It should be noted that practical difficulties in conducting multinational surveys can introduce error or bias into the findings of opinion polls. In some countries, the achieved samples suffered from imbalances in the number of women or men interviewed, while in some countries a lack of adequate, national-level statistics made it difficult to assess the accuracy of educational characteristics among the sampled population. Specific difficulties encountered were:

Gender Imbalances: In Afghanistan and Niger, the survey respondents are disproportionately male, while in Thailand, Azerbaijan and Uzbekistan they are disproportionately female.

In each of these countries interviewers faced practical difficulties in reaching additional male or female respondents. In Afghanistan, despite strict gender matching, cultural norms frequently limited the ability of interviewers to contact women in certain areas. In Niger, difficulties associated with recruiting enough female interviewers affected gender matching and may have discouraged the participation of women in the survey.

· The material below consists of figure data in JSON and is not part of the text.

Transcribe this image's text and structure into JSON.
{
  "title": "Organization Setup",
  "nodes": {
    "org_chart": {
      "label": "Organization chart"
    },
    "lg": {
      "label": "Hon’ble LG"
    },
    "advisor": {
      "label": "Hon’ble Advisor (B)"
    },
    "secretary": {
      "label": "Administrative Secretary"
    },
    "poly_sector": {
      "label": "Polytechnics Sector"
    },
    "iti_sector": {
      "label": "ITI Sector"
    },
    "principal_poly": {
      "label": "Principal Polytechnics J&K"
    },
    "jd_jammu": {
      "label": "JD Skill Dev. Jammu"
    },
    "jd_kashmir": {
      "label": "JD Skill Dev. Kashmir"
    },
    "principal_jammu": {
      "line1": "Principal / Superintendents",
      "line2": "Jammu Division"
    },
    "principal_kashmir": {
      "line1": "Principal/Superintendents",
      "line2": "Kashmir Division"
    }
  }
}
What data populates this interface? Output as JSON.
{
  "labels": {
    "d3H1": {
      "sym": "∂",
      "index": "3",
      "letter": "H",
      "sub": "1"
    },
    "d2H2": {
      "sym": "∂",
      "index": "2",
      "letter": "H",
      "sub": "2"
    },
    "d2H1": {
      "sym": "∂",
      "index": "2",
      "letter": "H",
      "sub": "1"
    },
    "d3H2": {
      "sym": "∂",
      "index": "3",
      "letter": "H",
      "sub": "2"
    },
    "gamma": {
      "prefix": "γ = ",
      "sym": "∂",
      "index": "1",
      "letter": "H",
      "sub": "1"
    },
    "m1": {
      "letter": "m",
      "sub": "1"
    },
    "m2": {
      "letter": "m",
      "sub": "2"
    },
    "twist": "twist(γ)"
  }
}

Surveying in active conflict zones posed particular challenges for interviewers. In southern Thailand, security concerns limited the number of interviews that could be conducted in the evening hours, leading in part to fewer interviews with men, who often are out of the house during daytime hours.

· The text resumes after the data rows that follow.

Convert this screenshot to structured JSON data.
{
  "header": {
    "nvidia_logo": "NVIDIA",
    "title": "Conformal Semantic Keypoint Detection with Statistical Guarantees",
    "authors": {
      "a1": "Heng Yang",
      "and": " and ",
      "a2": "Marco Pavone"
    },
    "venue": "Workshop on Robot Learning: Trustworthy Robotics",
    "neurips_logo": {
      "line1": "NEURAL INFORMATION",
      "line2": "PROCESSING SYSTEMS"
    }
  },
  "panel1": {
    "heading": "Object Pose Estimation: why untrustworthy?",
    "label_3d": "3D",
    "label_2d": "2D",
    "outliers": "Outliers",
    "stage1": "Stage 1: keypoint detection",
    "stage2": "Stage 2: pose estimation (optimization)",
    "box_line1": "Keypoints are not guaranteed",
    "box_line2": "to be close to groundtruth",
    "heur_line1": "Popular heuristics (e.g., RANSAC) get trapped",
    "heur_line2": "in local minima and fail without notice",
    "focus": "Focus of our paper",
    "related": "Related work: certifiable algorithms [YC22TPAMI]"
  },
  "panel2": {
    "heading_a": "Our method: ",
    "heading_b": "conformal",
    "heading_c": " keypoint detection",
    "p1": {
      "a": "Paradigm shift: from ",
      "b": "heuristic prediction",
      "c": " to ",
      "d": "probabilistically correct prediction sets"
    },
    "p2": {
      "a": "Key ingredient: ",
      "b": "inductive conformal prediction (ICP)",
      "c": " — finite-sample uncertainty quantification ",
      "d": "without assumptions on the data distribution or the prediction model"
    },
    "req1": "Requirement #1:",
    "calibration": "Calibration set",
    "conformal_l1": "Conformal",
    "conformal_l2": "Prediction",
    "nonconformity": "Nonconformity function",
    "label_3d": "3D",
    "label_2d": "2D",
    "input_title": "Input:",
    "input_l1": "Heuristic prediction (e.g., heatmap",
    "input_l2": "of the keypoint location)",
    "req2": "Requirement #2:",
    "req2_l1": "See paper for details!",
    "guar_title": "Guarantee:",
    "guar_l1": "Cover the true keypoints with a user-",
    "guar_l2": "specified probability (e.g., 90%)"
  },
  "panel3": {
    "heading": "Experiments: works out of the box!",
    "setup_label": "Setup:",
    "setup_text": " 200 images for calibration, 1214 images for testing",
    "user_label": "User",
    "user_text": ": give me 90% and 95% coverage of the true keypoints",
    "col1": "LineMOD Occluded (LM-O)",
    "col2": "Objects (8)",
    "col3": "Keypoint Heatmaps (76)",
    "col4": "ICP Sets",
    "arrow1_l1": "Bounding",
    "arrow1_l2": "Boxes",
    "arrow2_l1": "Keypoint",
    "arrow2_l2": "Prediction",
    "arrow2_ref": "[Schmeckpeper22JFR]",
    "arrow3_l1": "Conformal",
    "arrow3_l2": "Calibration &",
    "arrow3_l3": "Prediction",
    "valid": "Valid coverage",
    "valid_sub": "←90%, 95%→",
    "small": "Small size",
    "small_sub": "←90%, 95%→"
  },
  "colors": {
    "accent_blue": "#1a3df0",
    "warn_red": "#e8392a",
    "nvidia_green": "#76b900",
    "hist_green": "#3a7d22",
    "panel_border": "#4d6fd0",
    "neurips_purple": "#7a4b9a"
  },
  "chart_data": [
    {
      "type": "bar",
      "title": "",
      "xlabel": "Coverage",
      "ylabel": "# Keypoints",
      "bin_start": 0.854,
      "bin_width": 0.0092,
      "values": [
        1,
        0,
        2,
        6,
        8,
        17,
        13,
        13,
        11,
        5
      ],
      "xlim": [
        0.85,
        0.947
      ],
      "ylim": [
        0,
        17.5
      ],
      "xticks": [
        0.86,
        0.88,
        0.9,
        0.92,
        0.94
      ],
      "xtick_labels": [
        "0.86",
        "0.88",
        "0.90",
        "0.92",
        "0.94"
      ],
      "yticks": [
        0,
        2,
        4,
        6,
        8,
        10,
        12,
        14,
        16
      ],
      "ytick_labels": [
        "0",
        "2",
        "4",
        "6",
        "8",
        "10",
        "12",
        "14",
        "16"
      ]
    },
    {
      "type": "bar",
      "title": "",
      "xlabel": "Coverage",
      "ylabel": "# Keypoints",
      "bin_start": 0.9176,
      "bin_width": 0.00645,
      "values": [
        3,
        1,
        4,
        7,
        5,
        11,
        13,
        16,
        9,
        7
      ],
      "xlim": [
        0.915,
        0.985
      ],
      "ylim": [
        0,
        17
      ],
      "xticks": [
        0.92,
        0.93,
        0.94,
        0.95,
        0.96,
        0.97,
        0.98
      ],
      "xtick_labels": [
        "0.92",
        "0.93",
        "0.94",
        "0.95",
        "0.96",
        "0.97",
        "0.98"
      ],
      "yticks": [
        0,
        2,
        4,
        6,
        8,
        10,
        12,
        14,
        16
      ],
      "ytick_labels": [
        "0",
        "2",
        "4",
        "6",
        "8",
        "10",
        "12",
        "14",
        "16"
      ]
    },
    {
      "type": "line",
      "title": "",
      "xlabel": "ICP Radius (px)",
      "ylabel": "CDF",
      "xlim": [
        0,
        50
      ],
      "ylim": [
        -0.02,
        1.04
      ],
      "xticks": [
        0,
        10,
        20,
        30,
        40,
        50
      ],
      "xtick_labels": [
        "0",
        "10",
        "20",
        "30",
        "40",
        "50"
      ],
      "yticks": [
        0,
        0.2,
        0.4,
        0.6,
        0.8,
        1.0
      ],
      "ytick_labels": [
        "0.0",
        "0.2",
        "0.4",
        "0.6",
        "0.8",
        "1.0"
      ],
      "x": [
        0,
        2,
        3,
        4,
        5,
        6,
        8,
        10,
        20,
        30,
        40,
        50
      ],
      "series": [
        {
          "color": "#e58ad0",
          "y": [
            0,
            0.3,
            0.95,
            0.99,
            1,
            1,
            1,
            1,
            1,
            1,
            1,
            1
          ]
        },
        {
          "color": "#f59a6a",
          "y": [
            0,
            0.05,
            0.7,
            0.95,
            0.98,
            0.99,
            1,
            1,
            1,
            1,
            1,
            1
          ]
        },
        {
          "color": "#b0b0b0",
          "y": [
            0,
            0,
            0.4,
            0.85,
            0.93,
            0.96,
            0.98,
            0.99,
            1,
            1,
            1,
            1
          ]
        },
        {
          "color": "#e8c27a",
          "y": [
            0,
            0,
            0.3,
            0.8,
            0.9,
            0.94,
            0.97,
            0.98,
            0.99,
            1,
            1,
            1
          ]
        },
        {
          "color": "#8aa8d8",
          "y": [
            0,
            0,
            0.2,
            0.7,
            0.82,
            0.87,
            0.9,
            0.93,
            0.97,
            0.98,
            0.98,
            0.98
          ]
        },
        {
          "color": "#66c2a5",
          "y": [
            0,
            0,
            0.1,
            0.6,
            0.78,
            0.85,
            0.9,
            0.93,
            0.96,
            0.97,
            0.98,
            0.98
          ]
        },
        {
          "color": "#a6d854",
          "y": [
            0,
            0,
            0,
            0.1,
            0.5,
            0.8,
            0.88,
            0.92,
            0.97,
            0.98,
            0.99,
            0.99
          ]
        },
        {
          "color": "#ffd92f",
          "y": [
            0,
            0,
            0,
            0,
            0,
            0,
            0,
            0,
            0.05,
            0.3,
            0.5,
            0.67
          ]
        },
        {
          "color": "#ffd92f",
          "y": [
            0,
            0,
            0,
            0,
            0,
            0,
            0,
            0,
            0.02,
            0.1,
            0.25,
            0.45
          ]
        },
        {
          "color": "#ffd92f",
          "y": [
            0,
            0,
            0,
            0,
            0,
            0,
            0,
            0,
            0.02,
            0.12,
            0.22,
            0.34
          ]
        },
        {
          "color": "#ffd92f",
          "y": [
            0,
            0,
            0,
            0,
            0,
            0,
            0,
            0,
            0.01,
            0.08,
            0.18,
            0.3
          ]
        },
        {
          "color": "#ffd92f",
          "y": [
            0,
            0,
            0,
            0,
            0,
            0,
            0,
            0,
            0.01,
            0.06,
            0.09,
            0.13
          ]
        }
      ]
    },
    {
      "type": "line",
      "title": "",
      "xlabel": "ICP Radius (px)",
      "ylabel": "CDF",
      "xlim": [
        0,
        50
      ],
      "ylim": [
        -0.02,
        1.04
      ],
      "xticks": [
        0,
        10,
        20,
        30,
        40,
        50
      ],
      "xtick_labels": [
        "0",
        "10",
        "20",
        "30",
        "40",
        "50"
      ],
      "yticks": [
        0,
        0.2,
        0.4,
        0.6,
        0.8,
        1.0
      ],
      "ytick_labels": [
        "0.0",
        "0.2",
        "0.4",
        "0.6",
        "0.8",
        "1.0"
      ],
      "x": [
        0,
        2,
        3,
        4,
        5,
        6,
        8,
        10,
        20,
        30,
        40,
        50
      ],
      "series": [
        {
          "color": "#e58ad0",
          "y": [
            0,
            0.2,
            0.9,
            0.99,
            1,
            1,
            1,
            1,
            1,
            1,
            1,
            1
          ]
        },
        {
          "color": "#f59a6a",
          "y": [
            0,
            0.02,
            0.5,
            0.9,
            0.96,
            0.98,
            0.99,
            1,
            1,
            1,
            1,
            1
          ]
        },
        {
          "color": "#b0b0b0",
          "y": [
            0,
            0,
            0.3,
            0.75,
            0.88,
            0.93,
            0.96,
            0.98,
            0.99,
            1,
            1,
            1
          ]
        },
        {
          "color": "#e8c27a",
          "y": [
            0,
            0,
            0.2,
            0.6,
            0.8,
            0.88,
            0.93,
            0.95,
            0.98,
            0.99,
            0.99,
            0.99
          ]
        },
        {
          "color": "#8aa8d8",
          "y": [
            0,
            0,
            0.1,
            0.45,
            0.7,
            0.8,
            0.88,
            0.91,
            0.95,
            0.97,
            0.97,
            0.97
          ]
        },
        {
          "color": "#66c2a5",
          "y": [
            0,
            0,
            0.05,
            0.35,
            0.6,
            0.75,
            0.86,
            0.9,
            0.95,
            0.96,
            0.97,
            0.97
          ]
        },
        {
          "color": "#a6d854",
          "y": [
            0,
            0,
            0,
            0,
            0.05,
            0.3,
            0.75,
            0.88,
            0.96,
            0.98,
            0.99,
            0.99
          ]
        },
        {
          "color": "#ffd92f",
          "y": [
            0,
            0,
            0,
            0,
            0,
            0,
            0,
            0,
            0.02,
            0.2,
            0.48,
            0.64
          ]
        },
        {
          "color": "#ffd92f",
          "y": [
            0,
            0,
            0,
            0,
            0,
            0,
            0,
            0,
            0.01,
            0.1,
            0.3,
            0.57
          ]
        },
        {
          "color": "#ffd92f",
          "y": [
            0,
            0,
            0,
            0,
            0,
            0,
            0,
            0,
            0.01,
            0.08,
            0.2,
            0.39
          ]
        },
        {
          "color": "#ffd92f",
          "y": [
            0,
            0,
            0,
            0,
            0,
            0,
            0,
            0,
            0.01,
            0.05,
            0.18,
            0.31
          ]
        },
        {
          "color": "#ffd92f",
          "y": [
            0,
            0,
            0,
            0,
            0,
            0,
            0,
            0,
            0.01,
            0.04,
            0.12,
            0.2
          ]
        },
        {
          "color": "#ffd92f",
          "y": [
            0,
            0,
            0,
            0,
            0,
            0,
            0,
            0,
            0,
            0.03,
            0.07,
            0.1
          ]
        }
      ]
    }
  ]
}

In Azerbaijan and Uzbekistan, large-scale labor migration patterns may have contributed to fewer interviews with male respondents.

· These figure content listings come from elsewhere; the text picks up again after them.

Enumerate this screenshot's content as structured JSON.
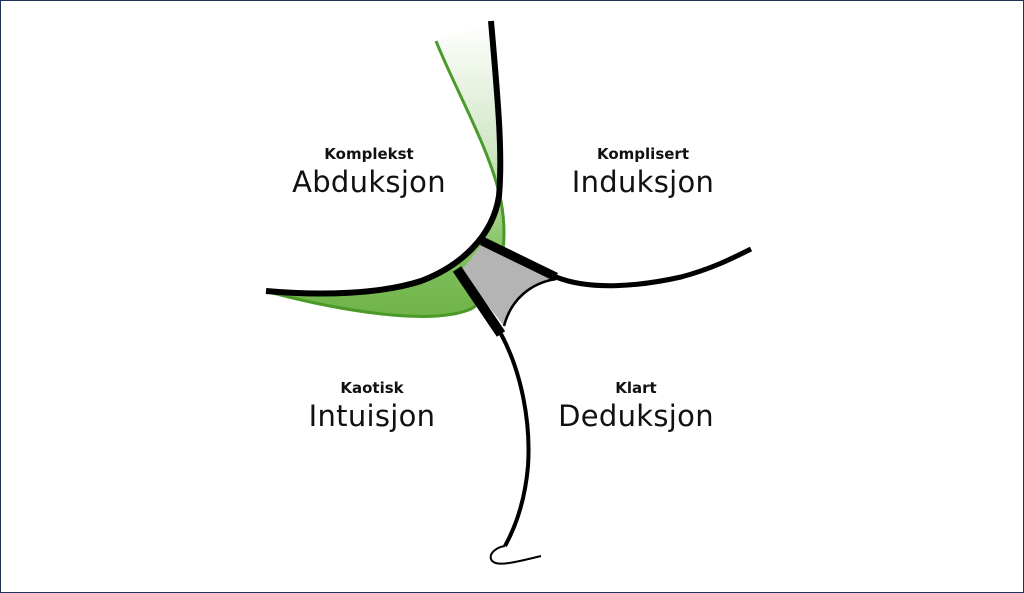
{
  "domains": [
    {
      "name": "Komplekst",
      "method": "Abduksjon"
    },
    {
      "name": "Komplisert",
      "method": "Induksjon"
    },
    {
      "name": "Kaotisk",
      "method": "Intuisjon"
    },
    {
      "name": "Klart",
      "method": "Deduksjon"
    }
  ],
  "colors": {
    "green": "#4a9a2a",
    "gray": "#b4b4b4",
    "line": "#000000",
    "border": "#1f3458"
  }
}
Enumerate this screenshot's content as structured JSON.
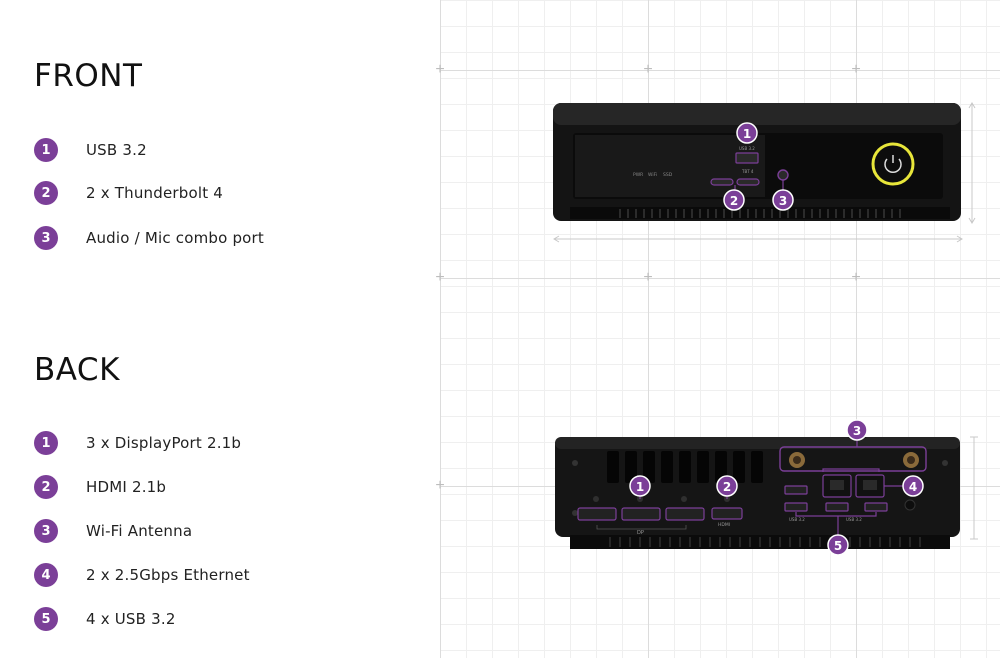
{
  "front": {
    "title": "FRONT",
    "items": [
      {
        "num": "1",
        "label": "USB 3.2"
      },
      {
        "num": "2",
        "label": "2 x Thunderbolt 4"
      },
      {
        "num": "3",
        "label": "Audio / Mic combo port"
      }
    ]
  },
  "back": {
    "title": "BACK",
    "items": [
      {
        "num": "1",
        "label": "3 x DisplayPort 2.1b"
      },
      {
        "num": "2",
        "label": "HDMI 2.1b"
      },
      {
        "num": "3",
        "label": "Wi-Fi Antenna"
      },
      {
        "num": "4",
        "label": "2 x 2.5Gbps Ethernet"
      },
      {
        "num": "5",
        "label": "4 x USB 3.2"
      }
    ]
  },
  "device_front": {
    "indicators": [
      "PWR",
      "WiFi",
      "SSD"
    ],
    "usb_port_text": "USB 3.2",
    "tbt_port_text": "TBT 4",
    "callouts": [
      "1",
      "2",
      "3"
    ]
  },
  "device_back": {
    "dp_text": "DP",
    "hdmi_text": "HDMI",
    "usb_text_left": "USB 3.2",
    "usb_text_right": "USB 3.2",
    "callouts": [
      "1",
      "2",
      "3",
      "4",
      "5"
    ]
  },
  "colors": {
    "accent": "#7b3f98",
    "power_ring": "#e8e63a",
    "device_body": "#1a1a1a"
  }
}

Education: In many countries, census statistics on education are unavailable, dated or disputed by experts. The lack of reliable national statistics limits the extent to which survey samples can be assessed for representativeness on this measure.

In Albania, the Palestinian territories and Tajikistan, the surveys appear to overrepresent highly educated respondents compared with the last available national census. In each of these cases, however, official education statistics are based on, or estimated from, censuses conducted five or more years prior to the survey and thus were not used for the purposes of weighting.

In Niger, the sample is disproportionately well-educated compared with the last available Demographic and Health Survey (2006), but no education census statistics are available to assess the representativeness of the sample.

In addition to sampling error and other practical difficulties, one should bear in mind that question wording can also have an impact on the findings of opinion polls.

For details about the surveys conducted in 15 sub-Saharan African countries in 2008-2009, see the Pew Research Center’s 2010 report “Tolerance and Tension: Islam and Christianity in Sub-Saharan Africa.”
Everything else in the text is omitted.